Chester meninggalkan Hillsborough setelah ditawari peran direktur pelaksana di sebuah perusahaan di negara asalnya, Lincolnshire. Lincoln sempat kembali ke dunia sepak bola pada awal tahun 2000an, ketika potensi hubungan dengan Everton membawa prospek menggiurkan bahwa Wayne Rooney yang masih remaja akan dipinjamkan ke Sincil Bank.
Namun, klub yang kemudian masuk ke administrasi pada tahun 2002 berarti mengakhiri tidak hanya rencana tersebut, tetapi juga keterlibatan Chester.

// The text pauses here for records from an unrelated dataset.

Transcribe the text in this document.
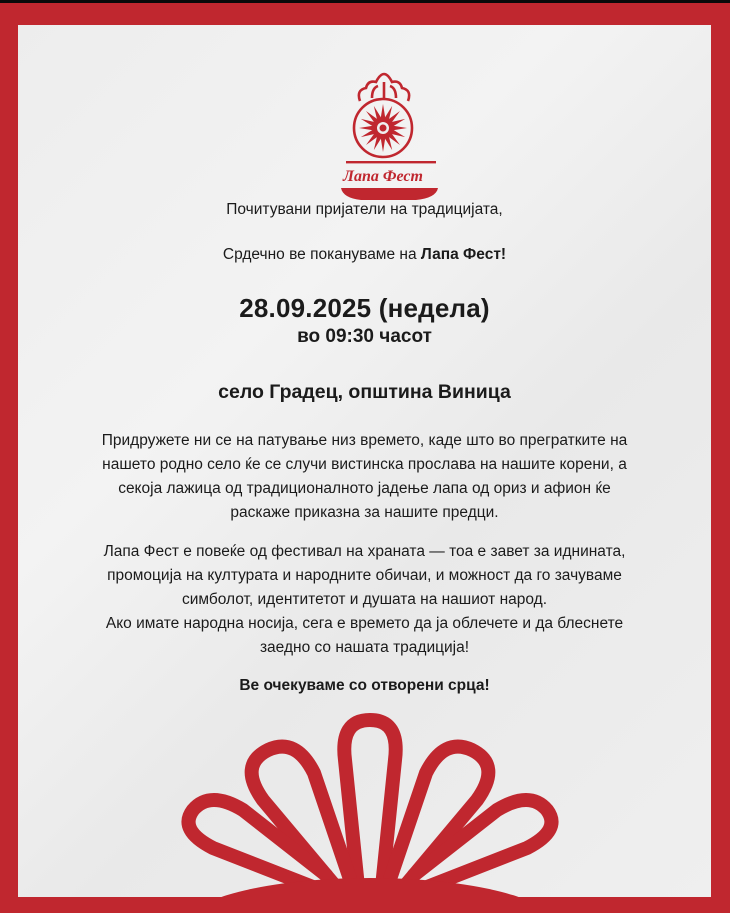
Лапа Фест
Почитувани пријатели на традицијата,
Срдечно ве покануваме на Лапа Фест!
28.09.2025 (недела)
во 09:30 часот
село Градец, општина Виница
Придружете ни се на патување низ времето, каде што во прегратките на
нашето родно село ќе се случи вистинска прослава на нашите корени, а
секоја лажица од традиционалното јадење лапа од ориз и афион ќе
раскаже приказна за нашите предци.
Лапа Фест е повеќе од фестивал на храната — тоа е завет за иднината,
промоција на културата и народните обичаи, и можност да го зачуваме
симболот, идентитетот и душата на нашиот народ.
Ако имате народна носија, сега е времето да ја облечете и да блеснете
заедно со нашата традиција!
Ве очекуваме со отворени срца!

Kini setelah pensiun dengan bahagia, Chester mengikuti sepak bola dari jarak jauh.
Namun, masih ada satu pertanyaan besar “Bagaimana jika?”
Pada tahun 1982, ketika masih menjadi sekretaris klub Sheffield United, Chester dibicarakan sebagai kemungkinan pengganti sekretaris FA Ted Croker.
Sebuah pertemuan kemudian diatur dengan kerahasiaan yang paling ketat, setelah itu Sir Bert Millichip, yang sudah lama menjabat sebagai ketua FA, menawarinya peran tersebut dengan gaji tiga kali lipat dari gajinya di Bramall Lane.
“Sejujurnya saya tidak tahu,” kata Chester ketika ditanya apakah masih ada penyesalan karena menolak ajakan Lancaster Gate. “Ini bukan waktu yang tepat dan saya tidak yakin apakah saya bisa lari dari ruang panitia ke ruang panitia. Itu bukan aku.
“Namun, dalam arti tertentu saya bertanya-tanya bagaimana penampilan saya. Akan seperti apa hidup ini? Secara finansial, ini mungkin merupakan nilai tambah yang sangat besar. Namanya bijaksana, sama saja.
“Tetapi apakah itu arti hidup? Saya menikmati karier saya.”